Morita Kan'ya XIII as Jean Valjean
- Medium:
- Mokuhanga (Japanese woodblock)
- Image courtesy of
- Saru Gallery
Description
[Yakusha-e](/glossary/yakusha-e) of Morita Kan'ya XIII in the role of Jean Valjean from a Japanese stage adaptation of Victor Hugo's Les Misérables. The print is unusual within the yakusha-e tradition for depicting a Western literary figure rather than a classical kabuki role: Morita Kan'ya XIII was active in Tokyo theater of the early twentieth century and was associated with productions that incorporated translated Western drama alongside the traditional repertoire. Yamamura registers the encounter between Japanese and Western theatrical conventions in the costume itself — workman's smock or convict's clothing rather than kimono and obi — while retaining the okubi-e attention to facial structure and gaze.
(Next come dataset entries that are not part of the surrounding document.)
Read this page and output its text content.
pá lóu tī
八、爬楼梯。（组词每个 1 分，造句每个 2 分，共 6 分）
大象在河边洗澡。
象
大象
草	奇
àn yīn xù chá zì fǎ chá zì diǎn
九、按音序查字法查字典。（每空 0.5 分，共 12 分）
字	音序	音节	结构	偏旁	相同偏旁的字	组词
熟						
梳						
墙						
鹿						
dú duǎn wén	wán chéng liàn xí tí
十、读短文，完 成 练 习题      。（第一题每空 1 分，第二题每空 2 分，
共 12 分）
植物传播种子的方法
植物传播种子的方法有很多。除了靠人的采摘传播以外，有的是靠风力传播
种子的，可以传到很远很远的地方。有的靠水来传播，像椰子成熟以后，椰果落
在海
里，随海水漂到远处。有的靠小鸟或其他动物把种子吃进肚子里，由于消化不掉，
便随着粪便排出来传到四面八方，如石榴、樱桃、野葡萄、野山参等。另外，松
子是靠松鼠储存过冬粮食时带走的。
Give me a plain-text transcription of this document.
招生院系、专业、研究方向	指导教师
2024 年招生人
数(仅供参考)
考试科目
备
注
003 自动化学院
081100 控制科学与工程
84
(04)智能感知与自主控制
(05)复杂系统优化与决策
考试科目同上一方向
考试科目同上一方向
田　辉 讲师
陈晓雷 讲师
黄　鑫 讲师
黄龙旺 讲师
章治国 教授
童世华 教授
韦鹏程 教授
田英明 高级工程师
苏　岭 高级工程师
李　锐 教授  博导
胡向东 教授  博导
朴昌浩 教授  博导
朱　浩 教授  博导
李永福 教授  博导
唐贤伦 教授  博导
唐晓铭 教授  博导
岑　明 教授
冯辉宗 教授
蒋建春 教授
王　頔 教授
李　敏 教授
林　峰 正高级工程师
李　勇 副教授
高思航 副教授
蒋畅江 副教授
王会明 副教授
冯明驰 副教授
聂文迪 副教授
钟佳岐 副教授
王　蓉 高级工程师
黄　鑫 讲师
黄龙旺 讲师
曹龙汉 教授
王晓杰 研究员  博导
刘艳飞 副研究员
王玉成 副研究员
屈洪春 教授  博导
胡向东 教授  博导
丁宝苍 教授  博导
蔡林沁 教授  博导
The sheet was produced through the standard [shin-hanga](/glossary/shin-hanga) collaboration of artist, carver, and printer on hōsho [washi](/glossary/washi) using [nishiki-e](/glossary/nishiki-e) polychrome blocks, and documents a moment in early Shōwa Tokyo when kabuki families absorbed European literary material. It sits within Yamamura's broader interest in actors of the reformist generation alongside more conventional historical roles.